Wow, just a lazy 15K. Nice work. So you write, “A two-year-old girl is abandoned on the streets of Ulaanbaatar with a bag of clothes and a note pinned to her: ‘Please take care of me …’” What happens when you are faced with so many situations like this?
“Every time we shut down our capacity to respond to another person, it makes us a little more cold, a little less human. But how can we possibly respond emotionally to every need we see? In development work, needs are prioritised as part of a strategic response, as objective decisions.”
You can't help everyone, so how do you choose who you help and who you don't help? And do you become de-sensitised to some extent?
“In my personal journey I discovered a way to keep my heart open, even to random strangers, without having to respond to every single need. I no longer have a pre-automated script in my head that says no. I respond when I feel the urge. Or not. It’s that simple.”
The work itself certainly sounds challenging. But can you tell us what the most challenging thing was about writing Beyond the Vapour Trail?
“I did wonder how to unify the many separate events into a single work. I didn’t want chronology. In the end, the links emerged naturally. My longing for my wife and my home. The girl who was kidnapped. The opportunity to transform child sponsorship… And I began to realise that those emerging threads were major themes in my life, in how I was being shaped as a person. Thus the process of writing became – unexpectedly – a spiritual reflection.”

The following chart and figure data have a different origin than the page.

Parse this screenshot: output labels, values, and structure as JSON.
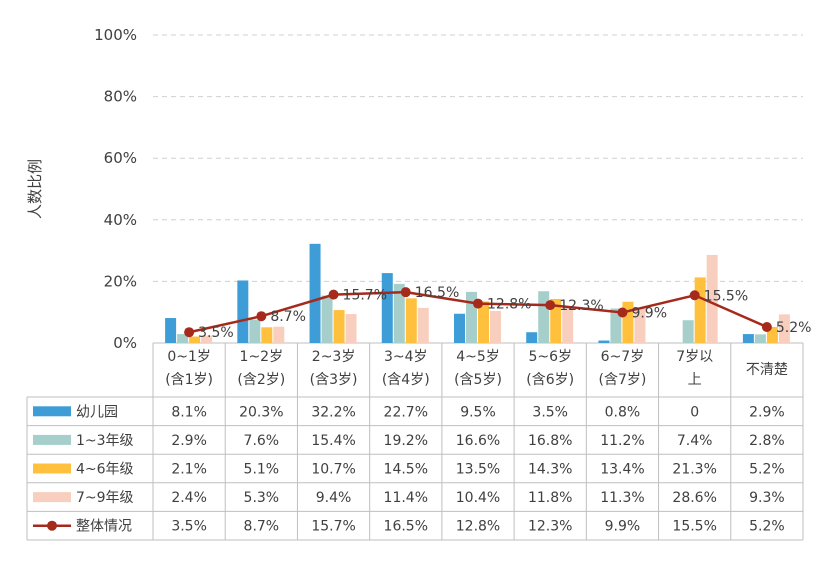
{
  "chart_data": {
    "type": "bar",
    "title": "",
    "ylabel": "人数比例",
    "ylim": [
      0,
      100
    ],
    "yticks": [
      "0%",
      "20%",
      "40%",
      "60%",
      "80%",
      "100%"
    ],
    "grid": true,
    "legend": "data-table-left",
    "categories": [
      [
        "0~1岁",
        "(含1岁)"
      ],
      [
        "1~2岁",
        "(含2岁)"
      ],
      [
        "2~3岁",
        "(含3岁)"
      ],
      [
        "3~4岁",
        "(含4岁)"
      ],
      [
        "4~5岁",
        "(含5岁)"
      ],
      [
        "5~6岁",
        "(含6岁)"
      ],
      [
        "6~7岁",
        "(含7岁)"
      ],
      [
        "7岁以",
        "上"
      ],
      [
        "不清楚"
      ]
    ],
    "series": [
      {
        "name": "幼儿园",
        "type": "bar",
        "color": "#3E9DD6",
        "values": [
          8.1,
          20.3,
          32.2,
          22.7,
          9.5,
          3.5,
          0.8,
          0,
          2.9
        ],
        "labels": [
          "8.1%",
          "20.3%",
          "32.2%",
          "22.7%",
          "9.5%",
          "3.5%",
          "0.8%",
          "0",
          "2.9%"
        ]
      },
      {
        "name": "1~3年级",
        "type": "bar",
        "color": "#A6CFCB",
        "values": [
          2.9,
          7.6,
          15.4,
          19.2,
          16.6,
          16.8,
          11.2,
          7.4,
          2.8
        ],
        "labels": [
          "2.9%",
          "7.6%",
          "15.4%",
          "19.2%",
          "16.6%",
          "16.8%",
          "11.2%",
          "7.4%",
          "2.8%"
        ]
      },
      {
        "name": "4~6年级",
        "type": "bar",
        "color": "#FFC13D",
        "values": [
          2.1,
          5.1,
          10.7,
          14.5,
          13.5,
          14.3,
          13.4,
          21.3,
          5.2
        ],
        "labels": [
          "2.1%",
          "5.1%",
          "10.7%",
          "14.5%",
          "13.5%",
          "14.3%",
          "13.4%",
          "21.3%",
          "5.2%"
        ]
      },
      {
        "name": "7~9年级",
        "type": "bar",
        "color": "#F8CFBF",
        "values": [
          2.4,
          5.3,
          9.4,
          11.4,
          10.4,
          11.8,
          11.3,
          28.6,
          9.3
        ],
        "labels": [
          "2.4%",
          "5.3%",
          "9.4%",
          "11.4%",
          "10.4%",
          "11.8%",
          "11.3%",
          "28.6%",
          "9.3%"
        ]
      },
      {
        "name": "整体情况",
        "type": "line",
        "color": "#A52A1C",
        "values": [
          3.5,
          8.7,
          15.7,
          16.5,
          12.8,
          12.3,
          9.9,
          15.5,
          5.2
        ],
        "labels": [
          "3.5%",
          "8.7%",
          "15.7%",
          "16.5%",
          "12.8%",
          "12.3%",
          "9.9%",
          "15.5%",
          "5.2%"
        ]
      }
    ]
  }
}
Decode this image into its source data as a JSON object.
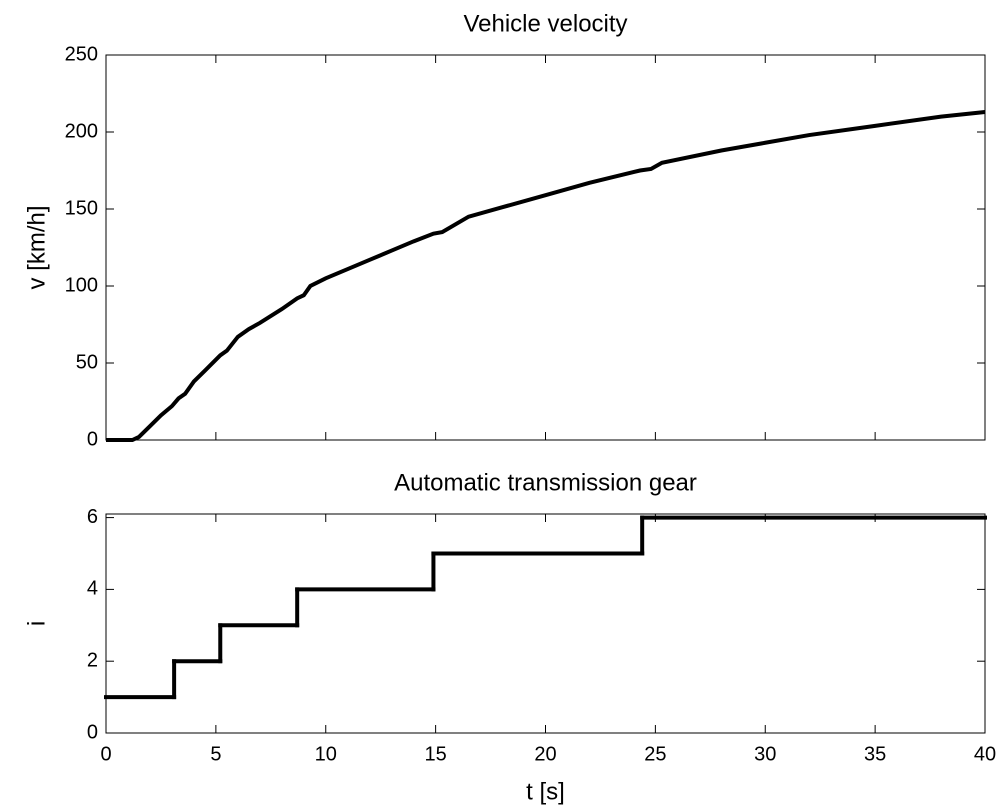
{
  "chart_data": [
    {
      "type": "line",
      "title": "Vehicle velocity",
      "ylabel": "v [km/h]",
      "color": "#000000",
      "x": [
        0,
        1.2,
        1.5,
        2,
        2.5,
        3,
        3.3,
        3.6,
        4,
        4.5,
        5.2,
        5.5,
        6,
        6.5,
        7,
        8,
        8.7,
        9,
        9.3,
        10,
        11,
        12,
        13,
        14,
        14.9,
        15.3,
        16.5,
        18,
        20,
        22,
        24.3,
        24.8,
        25.3,
        28,
        30,
        32,
        35,
        38,
        40
      ],
      "values": [
        0,
        0,
        2,
        9,
        16,
        22,
        27,
        30,
        38,
        45,
        55,
        58,
        67,
        72,
        76,
        85,
        92,
        94,
        100,
        105,
        111,
        117,
        123,
        129,
        134,
        135,
        145,
        151,
        159,
        167,
        175,
        176,
        180,
        188,
        193,
        198,
        204,
        210,
        213
      ],
      "xlim": [
        0,
        40
      ],
      "xticks": [
        0,
        5,
        10,
        15,
        20,
        25,
        30,
        35,
        40
      ],
      "xticklabels": false,
      "ylim": [
        0,
        250
      ],
      "yticks": [
        0,
        50,
        100,
        150,
        200,
        250
      ]
    },
    {
      "type": "step",
      "title": "Automatic transmission gear",
      "ylabel": "i",
      "xlabel": "t [s]",
      "color": "#000000",
      "x": [
        0,
        3.1,
        5.2,
        8.7,
        14.9,
        24.4
      ],
      "values": [
        1,
        2,
        3,
        4,
        5,
        6
      ],
      "xlim": [
        0,
        40
      ],
      "xticks": [
        0,
        5,
        10,
        15,
        20,
        25,
        30,
        35,
        40
      ],
      "xticklabels": true,
      "ylim": [
        0,
        6.1
      ],
      "yticks": [
        0,
        2,
        4,
        6
      ]
    }
  ]
}
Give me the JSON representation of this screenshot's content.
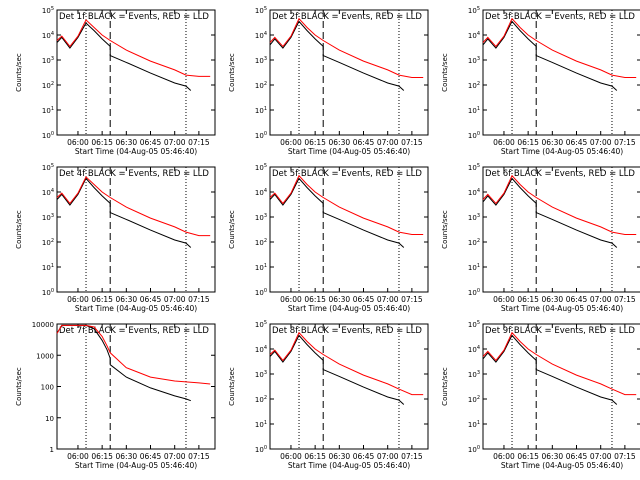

So people may be surprised to hear that your book covers inspirational, beautiful, and even funny stories. Why do you think people have the misconception that the developing world is all bleak hardship? And are you aiming to challenge that with this book?
“I remember coming home from Uganda after an encounter with a rebel army, and realising – life in Melbourne feels so flat, so uneventful, so routine. It lulls us to sleep until we catch ourselves saying, is it Christmas already? Over there, against the backdrop of struggle, life seems amplified. The people are often inspirational, the laughter is all belly laughs, the joys are spontaneous. I felt more alive there and it taught me how to break the routine and be alive to the moment here in Melbourne.”
Wow. And when you’re writing, what's your typical day like? Do you have a writing routine?
“Well, my life is pretty busy. So it’s … stuck in a rural hotel one week with no generator and fading laptop; writing interrupted by meal services on long flights; recovering from jetlag … No routine, no typical day. I would just feel the story in a section for days until words began to emerge, then I would write. My writing is built on years of public speaking. This is such a brilliant teacher as it gives a wonderful immediacy of feedback. If I don’t feel it, if it doesn’t make me wonder or laugh, if it doesn’t matter to me, I don’t say it.”
Okay, so what's next for you? Do you plan to write any more books? If so, will they be in the same vein as Beyond the Vapour Trail or something completely different?
“Yes, a novel, based in Australia. It’s not across cultures, yet I began to realise that the people I focus on in my story – searching for belonging, meaning, identity, love – reflect my observation of the absence of rites of passage in our own culture. In Australia we see the, ‘restiveness in man; a dissatisfaction of a universal sort… Like a man who is hungry, gets up at night, opens the refrigerator door and doesn’t see exactly what he wants because he doesn’t know exactly what he wants. He closes the door and goes back to bed.’ (Quoting the late Robert Ardrey) Yes. This.”